Gurov is aware of their age difference: he notes his graying hair and increasingly plain looks and that Anna is not long out of school, but he remains undaunted. The confident philanderer is certain he will have her. As they become acquainted, Gurov says, “I own two houses in Moscow but I no longer sing.” In that short sentence, Gurov imparts the essence of his secure but joyless existence. That will soon change, however. What starts out as a flirtation grows into a passion and then something more.
As director and costume and set designer, Mumford deftly captures the atmosphere of Chekhov and late 19th century bourgeois Russia.
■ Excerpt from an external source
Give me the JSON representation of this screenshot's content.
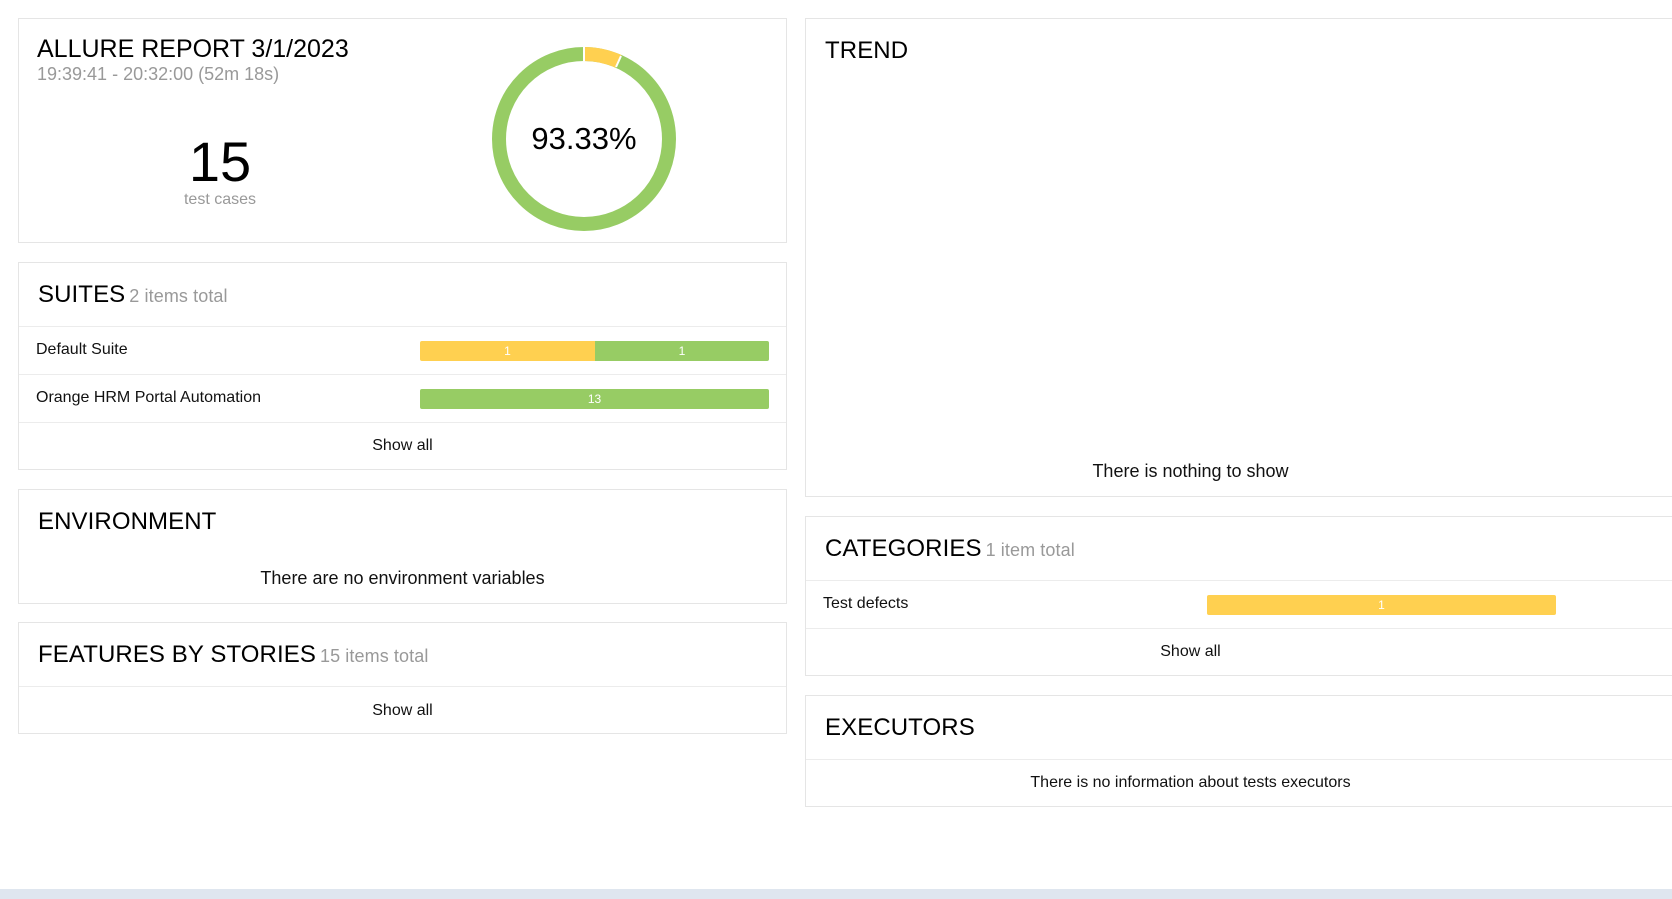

Her crowded set includes the compartments that make up Gurov’s life. Stage left is Gurov’s Moscow home complete with three cardboard cutout children. On stage right is the hotel room where he and Anna secretly meet. Bridging those two worlds are Vernet’s coffee pavilion and the seaside promenade — public spaces where the lovers first met.
Mumford further adds to the mood with projections of paintings depicting the natural glories of Yalta, and live classical Russian music played beautifully by pianist Zach Roberts and violinist Christine Kharazian. Roberts doubles as Anna’s ambitious husband and Kharazian brings humor to the role of Gurov’s bespectacled wife, a solemn, self-described intellectual.
Mayo is compelling as guilt-ridden but determined Anna. Rogers gives a nuanced performance as restrained Gurov whose occasional wild eyes reveals his inner turmoil. David Dubov narrates the action as Chekhov, and plays various waiters and friends of Gurov.
Like ambiguity filled real life, “Little Dog” ends on an uncertain note. “And it seemed that, just a little more and the solution would be found, and then a new, beautiful life would begin; and it was clear to both of them that the end was still far, far off, and that the most complicated and difficult part was just beginning.”
Nothing is tied up neatly with a bow. That’s the way Chekhov liked it.